Although I haven't personally had to weigh these risks & benefits, a good friend of mine is in the middle of this struggle. Her first baby was vertex, born fairly uneventfully, and attended by an OB. (Incidentally, she gave birth kneeling, which her OB had never seen before. This blows my mind a bit...how can someone with probably thousands of births under their belt never have attended a single kneeling/hands & knees birth?) When she became pregnant the second time, she planned a home birth until her baby was discovered to be breech. She found the one OB in the entire area who would attended a vaginal breech birth, only to go into labor when he was out of town. So with no other options, she very reluctantly agreed to a cesarean.
Now she's 37 weeks pregnant with another persistently breech baby. The only legal home birth midwives cannot attend primary VBACs at home, nor do most of them have much experience attending breech births. After searching high and low, she finally found a CNM/OB practice that she liked.
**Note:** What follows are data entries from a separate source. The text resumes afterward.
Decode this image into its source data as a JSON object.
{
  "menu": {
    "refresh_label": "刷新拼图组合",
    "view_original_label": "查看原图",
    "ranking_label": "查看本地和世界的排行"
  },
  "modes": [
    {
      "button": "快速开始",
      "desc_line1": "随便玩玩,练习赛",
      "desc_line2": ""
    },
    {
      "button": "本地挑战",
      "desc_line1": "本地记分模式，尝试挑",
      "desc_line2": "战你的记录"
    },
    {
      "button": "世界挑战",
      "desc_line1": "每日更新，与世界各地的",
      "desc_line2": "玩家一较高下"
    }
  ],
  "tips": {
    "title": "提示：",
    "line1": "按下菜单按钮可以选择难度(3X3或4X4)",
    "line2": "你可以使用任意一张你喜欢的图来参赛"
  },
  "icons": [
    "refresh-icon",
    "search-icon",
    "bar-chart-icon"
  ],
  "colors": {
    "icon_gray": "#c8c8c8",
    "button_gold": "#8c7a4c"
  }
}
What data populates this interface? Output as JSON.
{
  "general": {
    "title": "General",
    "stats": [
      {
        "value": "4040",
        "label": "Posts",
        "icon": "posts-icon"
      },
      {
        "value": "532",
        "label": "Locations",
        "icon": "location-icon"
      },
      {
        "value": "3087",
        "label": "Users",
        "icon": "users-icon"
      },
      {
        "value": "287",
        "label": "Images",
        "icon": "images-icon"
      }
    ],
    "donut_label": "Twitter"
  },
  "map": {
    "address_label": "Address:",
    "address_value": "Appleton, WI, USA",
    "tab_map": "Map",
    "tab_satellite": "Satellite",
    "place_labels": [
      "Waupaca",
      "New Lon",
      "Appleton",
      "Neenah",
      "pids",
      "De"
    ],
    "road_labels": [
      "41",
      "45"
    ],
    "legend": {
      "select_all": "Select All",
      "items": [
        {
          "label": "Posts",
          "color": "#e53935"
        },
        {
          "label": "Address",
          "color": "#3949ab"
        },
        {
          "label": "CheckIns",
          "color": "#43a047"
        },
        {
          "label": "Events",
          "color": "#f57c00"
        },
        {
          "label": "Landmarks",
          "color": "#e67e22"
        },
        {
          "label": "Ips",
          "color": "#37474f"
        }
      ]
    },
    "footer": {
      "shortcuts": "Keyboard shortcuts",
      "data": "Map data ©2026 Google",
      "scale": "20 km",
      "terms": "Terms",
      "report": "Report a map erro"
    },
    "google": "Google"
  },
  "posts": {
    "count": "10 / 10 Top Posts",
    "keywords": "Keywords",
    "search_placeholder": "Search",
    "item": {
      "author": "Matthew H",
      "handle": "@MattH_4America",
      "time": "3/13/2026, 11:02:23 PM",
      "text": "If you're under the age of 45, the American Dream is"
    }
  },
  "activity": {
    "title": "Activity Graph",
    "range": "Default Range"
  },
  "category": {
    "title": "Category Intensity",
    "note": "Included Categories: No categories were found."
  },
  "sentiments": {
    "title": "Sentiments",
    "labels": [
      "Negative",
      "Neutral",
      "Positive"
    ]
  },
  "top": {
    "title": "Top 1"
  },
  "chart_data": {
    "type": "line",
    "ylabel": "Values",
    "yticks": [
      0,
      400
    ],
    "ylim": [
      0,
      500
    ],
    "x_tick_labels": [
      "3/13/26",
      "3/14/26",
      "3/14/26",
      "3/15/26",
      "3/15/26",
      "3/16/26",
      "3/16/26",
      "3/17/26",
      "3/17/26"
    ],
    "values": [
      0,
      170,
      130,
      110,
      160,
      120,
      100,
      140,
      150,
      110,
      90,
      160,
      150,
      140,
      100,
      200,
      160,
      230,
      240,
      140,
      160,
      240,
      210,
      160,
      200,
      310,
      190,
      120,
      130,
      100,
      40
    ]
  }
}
If all is normal, the CNM will attend the birth, and the OB comes in only if there's a more complicated situation. Once she found out this third baby was again breech, she began grilling her OB about vaginal breech birth. It turns out he's done some vaginal breeches. While he's not thrilled at the prospect, he's at least willing. I recently sent her OB more information about Dr. Frank Louwen and upright breech births, including a DVD of his presentation at the 2nd International Breech Conference.
Anyway, back to my point: my friend has told me multiple times: "I really, really don't want a c-section with this baby. I hated having a cesarean last time; I was totally devastated by it. I worry about all of the things that could happen during a second surgery. I worry about the long-term health consequences 10, 20, 30 years down the road. I know it will be so much harder to have a VBAC if I have two previous c-sections. I might want to have more children and the risks of yet another c-section really concern me. Plus I don't know how I would cope with three small children and abdominal surgery to recover from; I have no family who can help out after the baby's born."
Giving birth after cesarean is about so much more than the risk of uterine rupture.
Just this morning, my friend called me with good news. She had just had a successful external cephalic version! For now, her breech dilemma is solved, and VBAC looks a lot more likely (and a lot less stressful!). I'm hoping that her baby stays head-down. And if not, that her OB is willing to try an upright vaginal breech birth. In any case, I hope that she can give birth the way she wants: vaginally, autonomously, and with respectful, compassionate caregivers.